Charis Waddy, Islamic scholar and author of The Muslim Mind, has died aged 94.

The Australian-born academic, who lived in north Oxford, was the first woman to graduate in oriental languages from Oxford University.

Charis Waddy The Muslim Mind, published in 1976 following extensive travels in the Middle East, was her best-known book and gave an insight into Muslim beliefs, family life and women's rights.

Among the guests at the launch of the third edition of the book in 1991 was Benazir Bhutto -- the pair had become friends when the former prime minister of Pakistan was a student at Oxford.

A Christian who believed in finding a common understanding between different religions, Dr Waddy worked to build bridges between the faiths.

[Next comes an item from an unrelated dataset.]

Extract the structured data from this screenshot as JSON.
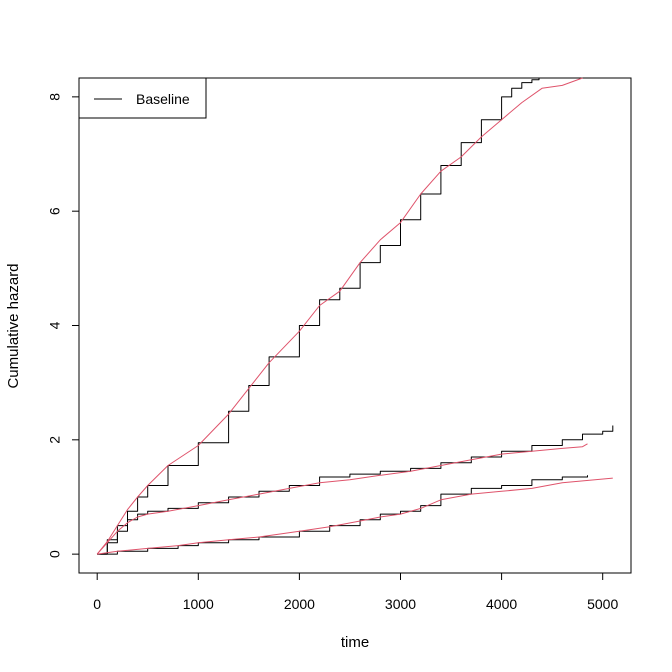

She had spent some of her childhood in Jerusalem before coming to Oxford in the 1930s.

After studying Arabic and Hebrew at Lady Margaret Hall, she graduated with a first-class degree and went on to London University for her PhD.

Her involvement with the Oxford Group, later known as Moral Re-Armament and now Initiatives of Change, led her to undertake post-war reconciliation work in Europe.

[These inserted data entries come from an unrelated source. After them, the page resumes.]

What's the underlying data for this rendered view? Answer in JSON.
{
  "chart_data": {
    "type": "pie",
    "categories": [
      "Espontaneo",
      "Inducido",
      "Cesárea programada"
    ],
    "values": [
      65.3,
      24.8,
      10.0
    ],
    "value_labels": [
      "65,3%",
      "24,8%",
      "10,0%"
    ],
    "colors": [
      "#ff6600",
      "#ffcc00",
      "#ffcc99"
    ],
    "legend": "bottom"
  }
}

She devoted most of her summers over 50 years to helping to host conferences at the MRA centre in Switzerland. On returning to the Middle East in the 1960s, she carried out research for her first book Baalbek Caravans.

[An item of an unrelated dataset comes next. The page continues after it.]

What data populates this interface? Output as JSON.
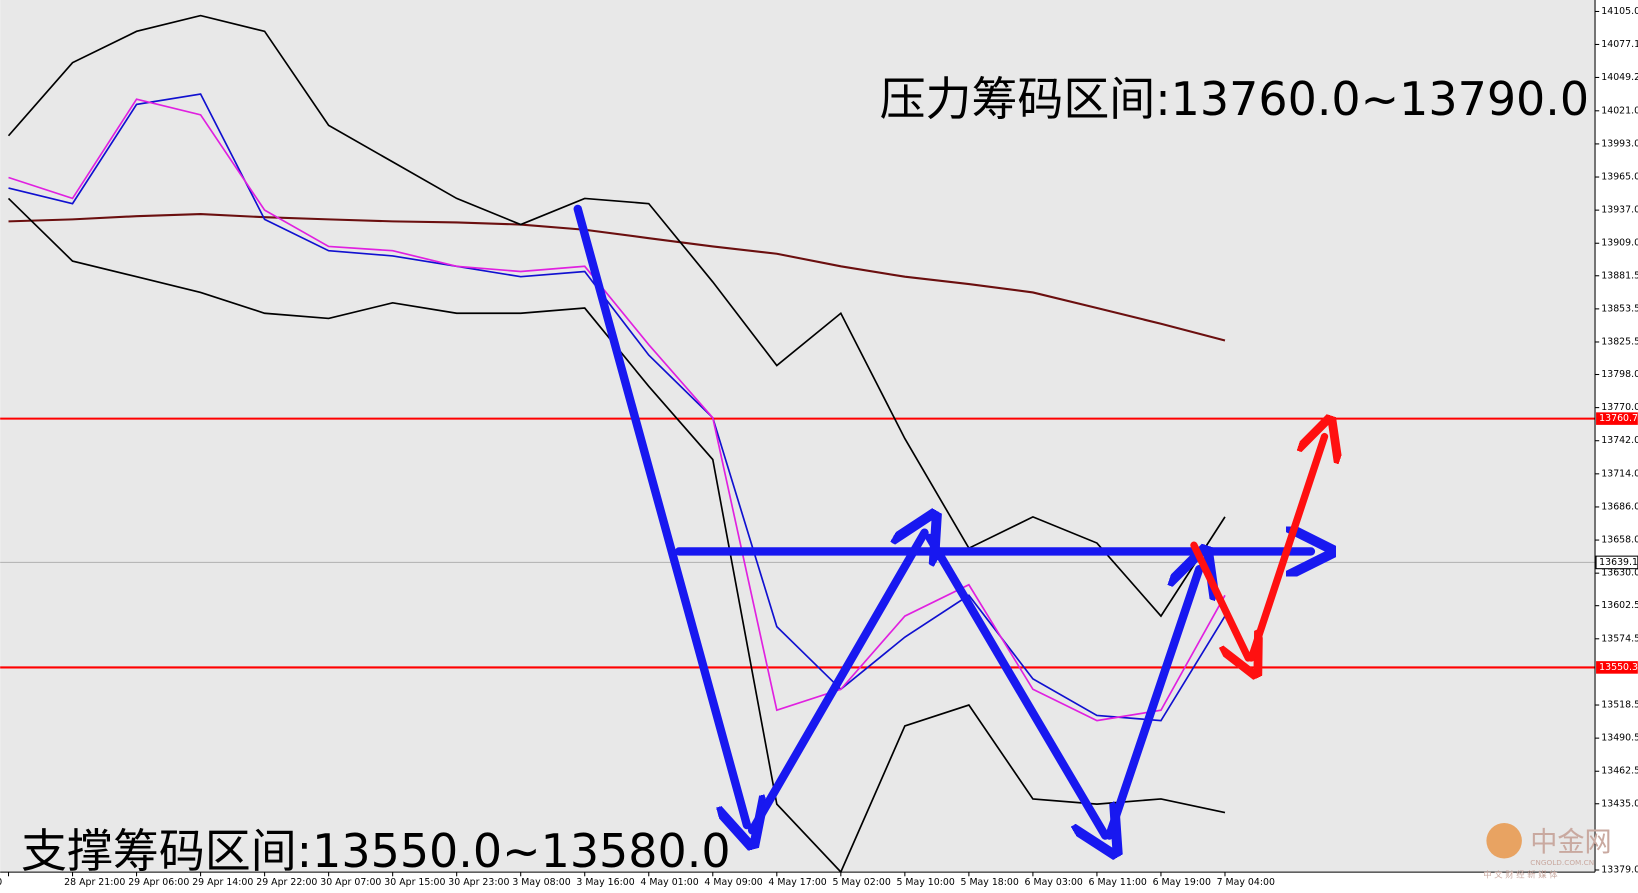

Her other major work was Women in Muslim History published in 1980. In 1990, she was decorated with the Sitara-I-Imtiaz (star of distinction) for her contribution to the understanding of Pakistan, and particularly its women, in the West.

It was in this decade she helped to host a ground-breaking occasion at Christ Church College in Oxford when Prince Hassan of Jordan was invited to become the first non-Christian to preach at the cathedral.

She was closely involved with the Oxford Centre for Islamic Studies where she helped with the recent redevelopment of the centre.

Dr Waddy, who was unmarried, spent her final years living in Norham Road, where she shared a house with Christine Morrison, a founding fellow of St Anne's College.

Her home was known for receiving a constant stream of distinguished Muslim visitors. She died on August 29.